Все внутритеатральные отношения, весь груз накопившихся взаимных обид, разочарований и неприязни был выплеснут в чеховский текст. Ефремов пытался превратить Чехова в памфлетиста. Интеллигентные герои Чехова ему тогда очень не нравились. Ему не нравилось, что они так много болтают и ничего не делают. Он внес в «Чайку» идейный разброд конца 60-х годов. Люди перестали слушать и слышать, они только выясняли отношения, пили, склочничали и ненавидели друг друга.
«Чайка» обозначила внутренний крах «товарищества на вере». Он совпал с крахом идеологии советского «шестидесятничества». Идея «очищения революции» исчерпала себя. В сентябре 1970 года Екатерина Фурцева представит Олега Ефремова труппе Художественного театра. Государство поручало ему руководить головным театральным предприятием страны. Актерам «Современника» Ефремов предложил в полном составе влиться в МХАТ. Двое суток изнуряющей бесплодной полемики ни к чему не привели. Большинство «современников» отказалось идти в академию. Горсткой соли, полагали они, не посолить болота.
Наша родословная
Визитная карточка Георгия Товстоногова уже предъявлена — спектакль «Идиот». Теперь пришло время поговорить подробнее об этой ключевой фигуре послесталинско- го театра.
Сам режиссер написал несколько книг, немало написано и о нем, тем не менее Товстоногов остается одним из самых загадочных персонажей советской сцены. Он ускользает от простых определений. Конечно, его миссия заключалась в том, чтобы соединить разорванные части нашей культуры — довоенной и послевоенной. В общем виде это неоспоримо, так же как неоспорима его собирательная способность. Выросший из мхатовского корня, он хорошо усвоил все, что можно было у Мейерхольда и Таирова. Он очень рано понял, какие возможности открывает брехтовская «поправка» в искусстве актера. Будучи одним из первых «выездных» наших режиссеров, он зорко всматривался в то, что делается в европейском театре. Он приобретал на Западе не только любимые им твидовые пиджаки, но нечто более существенное. Одним из первых прорубив окно в послевоенную Европу, он учитывал в своем искусстве работы Брука и Бергмана, которых хорошо знал. В конце 60-х он начал производить опыты по прививке поэтики абсурдистского театра к драматургии Горького. Ему и это сошло с рук.

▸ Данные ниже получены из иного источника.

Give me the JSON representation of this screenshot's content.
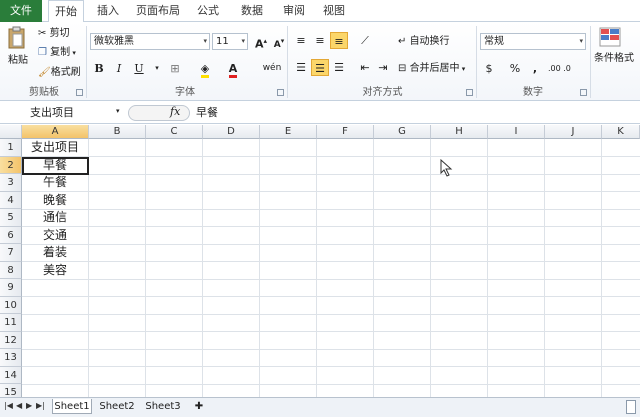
{
  "tabs": [
    "文件",
    "开始",
    "插入",
    "页面布局",
    "公式",
    "数据",
    "审阅",
    "视图"
  ],
  "clipboard": {
    "paste": "粘贴",
    "cut": "剪切",
    "copy": "复制",
    "format_painter": "格式刷",
    "group": "剪贴板"
  },
  "font": {
    "name": "微软雅黑",
    "size": "11",
    "bold": "B",
    "italic": "I",
    "underline": "U",
    "group": "字体",
    "grow": "A",
    "shrink": "A",
    "pinyin": "wén"
  },
  "alignment": {
    "wrap": "自动换行",
    "merge": "合并后居中",
    "group": "对齐方式"
  },
  "number": {
    "format": "常规",
    "percent": "%",
    "comma": ",",
    "inc_dec": ".00 .0",
    "group": "数字"
  },
  "styles": {
    "conditional": "条件格式"
  },
  "formula_bar": {
    "name_box": "支出项目",
    "fx": "fx",
    "value": "早餐"
  },
  "columns": [
    "A",
    "B",
    "C",
    "D",
    "E",
    "F",
    "G",
    "H",
    "I",
    "J",
    "K"
  ],
  "rows": [
    "1",
    "2",
    "3",
    "4",
    "5",
    "6",
    "7",
    "8",
    "9",
    "10",
    "11",
    "12",
    "13",
    "14",
    "15"
  ],
  "cells_A": [
    "支出项目",
    "早餐",
    "午餐",
    "晚餐",
    "通信",
    "交通",
    "着装",
    "美容"
  ],
  "sheets": [
    "Sheet1",
    "Sheet2",
    "Sheet3"
  ],
  "colors": {
    "file_tab": "#2a7d3a",
    "highlight": "#fbd66a",
    "font_red": "#e02020"
  }
}
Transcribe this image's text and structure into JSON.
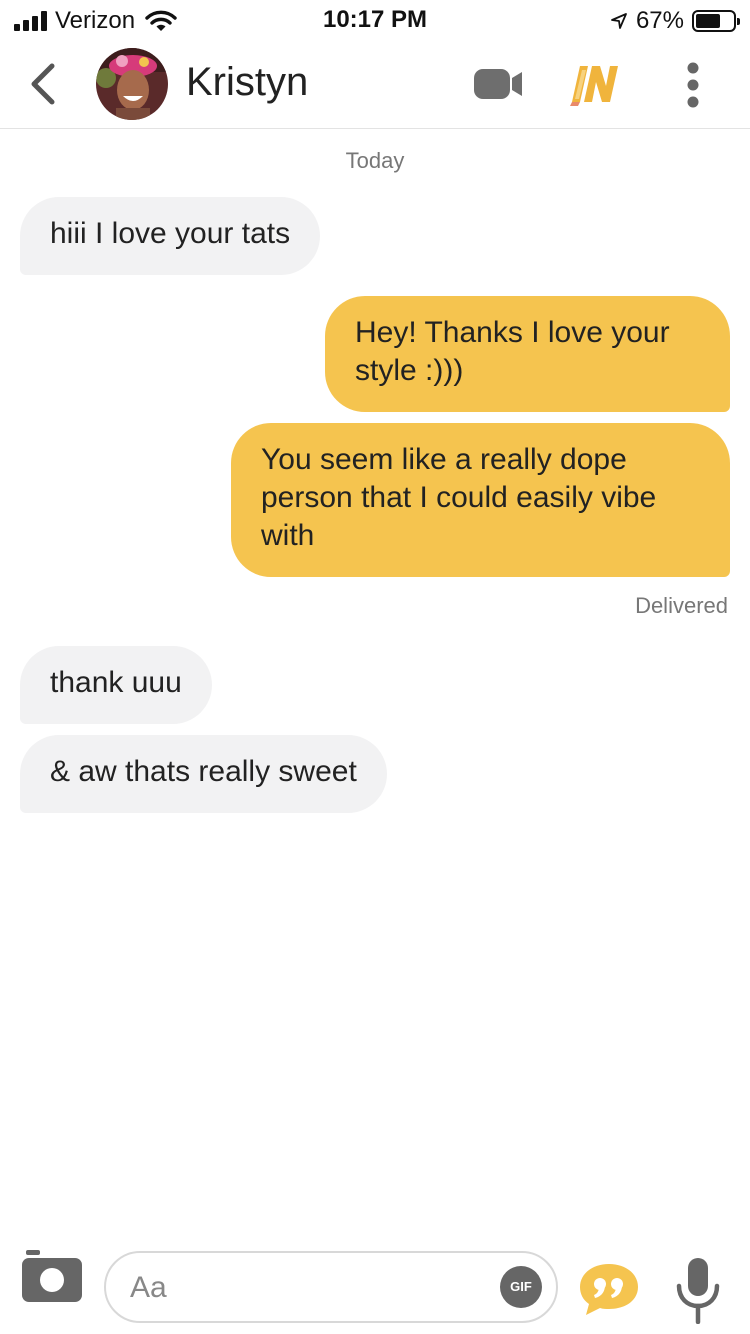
{
  "status_bar": {
    "carrier": "Verizon",
    "time": "10:17 PM",
    "battery": "67%",
    "battery_level": 0.67,
    "icons": [
      "signal-icon",
      "wifi-icon",
      "location-arrow-icon",
      "battery-icon"
    ]
  },
  "header": {
    "contact_name": "Kristyn",
    "icons": [
      "back-chevron-icon",
      "video-camera-icon",
      "in-badge-icon",
      "more-vertical-icon"
    ]
  },
  "conversation": {
    "date_label": "Today",
    "messages": [
      {
        "direction": "incoming",
        "text": "hiii I love your tats"
      },
      {
        "direction": "outgoing",
        "text": "Hey! Thanks I love your style :)))"
      },
      {
        "direction": "outgoing",
        "text": "You seem like a really dope person that I could easily vibe with"
      },
      {
        "direction": "incoming",
        "text": "thank uuu"
      },
      {
        "direction": "incoming",
        "text": "& aw thats really sweet"
      }
    ],
    "delivery_status": "Delivered"
  },
  "composer": {
    "placeholder": "Aa",
    "value": "",
    "gif_label": "GIF",
    "icons": [
      "camera-icon",
      "quote-icon",
      "microphone-icon"
    ]
  },
  "colors": {
    "accent": "#f5c44f",
    "incoming_bubble": "#f2f2f3",
    "text": "#222222",
    "muted": "#777777"
  }
}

По отношению к Товстоногову утвердилось понятие синтеза. Однако только из синтеза не рождаются крупнейшие режиссеры. Нужен был еще какой-то личный фермент, который придает любому синтезу черты неповторимой художественной индивидуальности. Товстоноговский «фермент» обнаружить трудно. Свой собственный голос он растворял в авторе и актерах, оставаясь верным себе только в одном — в профессионализме. Он был профессионалом, когда инсценировал Достоевского или Толстого. Но он оставался им и тогда, когда ставил спектакль о Ленине или воспевал коллективизацию в замечательном по актерскому ансамблю спектакле «Поднятая целина» по Михаилу Шолохову (1964). Вероятно, он держал этот уровень даже тогда, когда ставил (в конце 40-х годов) пьесу Шалвы Да- диани «Из искры...», посвященную Сталину.
Давно сказано, что у слов есть своя совесть. Настоящий поэт не может гнуть слова, как он хочет. Когда Мандельштам пытался вымучить гимн вождю, он разрушал себя, становился психически больным. А что происходит с режиссером в сходном случае? Каким образом Товстоногов вкладывал свой божий дар в «Поднятую целину»? Из каких источников питалась его вера и была ли она вообще? Об искренней любви Товстоногова к режиму не может быть и речи. Репрессии коснулись его семьи непосредственно. Страх поселился в нем с юности, стал источником его скрытой жизненной драмы, но и многих самых волнующих театральных композиций, в которых он этот страх преодолевал (о стране, в которой страх является движущей силой жизни, он поставил гоголевского «Ревизора»). Он сделал профессионализм своим якорем, спасительной опорой, символом веры. Это был его путь, его способ выживания, его ответ на загадку нашего Сфинкса.
Он часто говорил, что не может нормально, как все люди, читать роман или какую-то книгу. Любой текст он воспринимал по-режиссерски, пытаясь тут же определить, что стоит за разговором, чего добивается один человек и чего хочет другой. Он проверял все по действию, уродовал свою читательскую психику, полностью подчинив ее задачам режиссуры. Он всю нашу жизнь открывал как пьесу с определенными предлагаемыми обстоятельствами. Он научился читать эти обстоятельства лучше, чем кто-либо иной. Свою собственную жизнь он превратил в пьесу, пытаясь угадать и сыграть ту роль, которую ему уготовило время.